Between the years 1498 and 1568, the combined membership averaged between 80 and 90, which included a few "sisters" who were probably widows and some "Journeymen Strangers", mostly refugees from France. Then, as now, there were three methods of admission to the Livery, namely by patrimony, being the son of a free Founder at the time of birth; by servitude, or apprenticeship to a member; and by redemption or purchase.
The fact that a minority in the Livery exercised control over a majority in the Yeomanry, who were practising craftsmen of independent habits, inevitably led to friction.
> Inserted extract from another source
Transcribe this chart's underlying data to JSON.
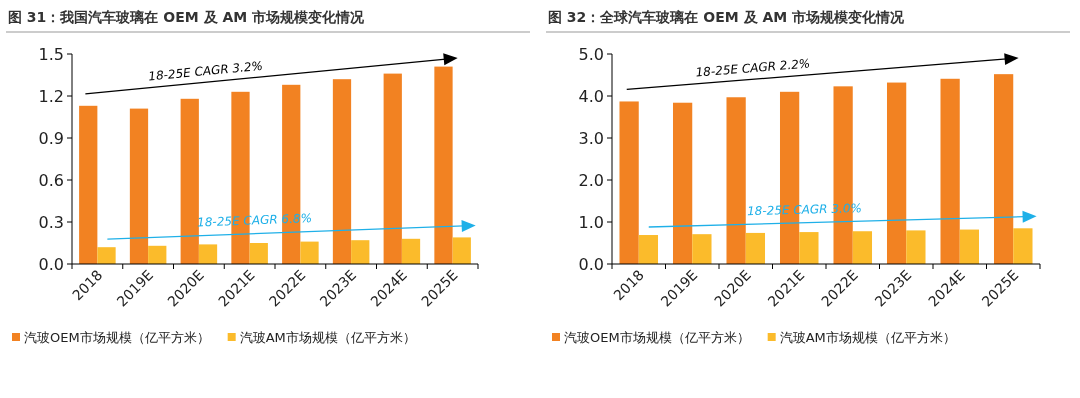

This was aggravated by the growing predominance in the Livery as time went on of merchants, as distinct from craftsmen, whose rise to office as Master, Wardens or Court Assistants was resented by the main body of small working founders.
Open revolt broke out in 1651, under the revolutionary influence of Cromwell's triumph and the execution of Charles I, when 16 persons presented a petition on behalf of the Commonalty to the new Government. They complained that "we have for many years been extremely trodden and kept under foot by the power and will of the Master, Wardens, and Assistants", and they attached a list of grievances alleging that these office-holders carried on the affairs of the Company without the knowledge or consent of the Yeomanry, which was expected to obey the rules while having no part in their formulation.
There may well have been good grounds for such complaints, but the petitioners also resorted to political denunciation, alleging that: "The major part of them (the Court) are notoriously disaffected to the present Government and upon all opportunities have manifested their malignity in words and deeds particularly in choosing one Mr. Pilchard, Upper Warden this present year, being a man twice sequestered for delinquency and served the late King at Oxford during the wars. Not much good to be expected from Men so qualified."
The Court defended itself vigorously against these charges by what it called"perverse, proud, and peevish minds" and claimed that its officers had strictly adhered to the Charter and custom of the Company. It also declared that there was not a man on the Court of Assistants who had not given or lent to Parliament and willingly accepted its orders. The Court also charged the rebel ringleaders with refusing to pay their contributions to poor relief and inciting others to default as well. It must have been warm work while it lasted, but unfortunately no record survives of the outcome.
A further source of trouble was the claim asserted by the Company, and dating back to its Ordinances in 1365, that all brass founders working in the City must belong to the Company and obey its rules. This right is also implied in the Charter of 1614 and explicitly reaffirmed by an Order of Common Council in 1753.
There was some sturdy opposition and, as late as 1807, a certain F. J. Bouchet, having been summoned to take up his Livery, "threw the summons at the Beadle and behaved with great indecency and insolence to the Court". The Court seems to have shown a good deal of restraint and commonsense in remitting penalties against offenders who pleaded difficulties due to poverty or illness.
It was not until 1831, however, that a Committee of the Court resolved "that it does not appear by the Charter that the Court can compel Founders to take up their Freedom in this Company".
The Company may well have been glad to abandon claims that it was finding increasingly difficult to justify or enforce.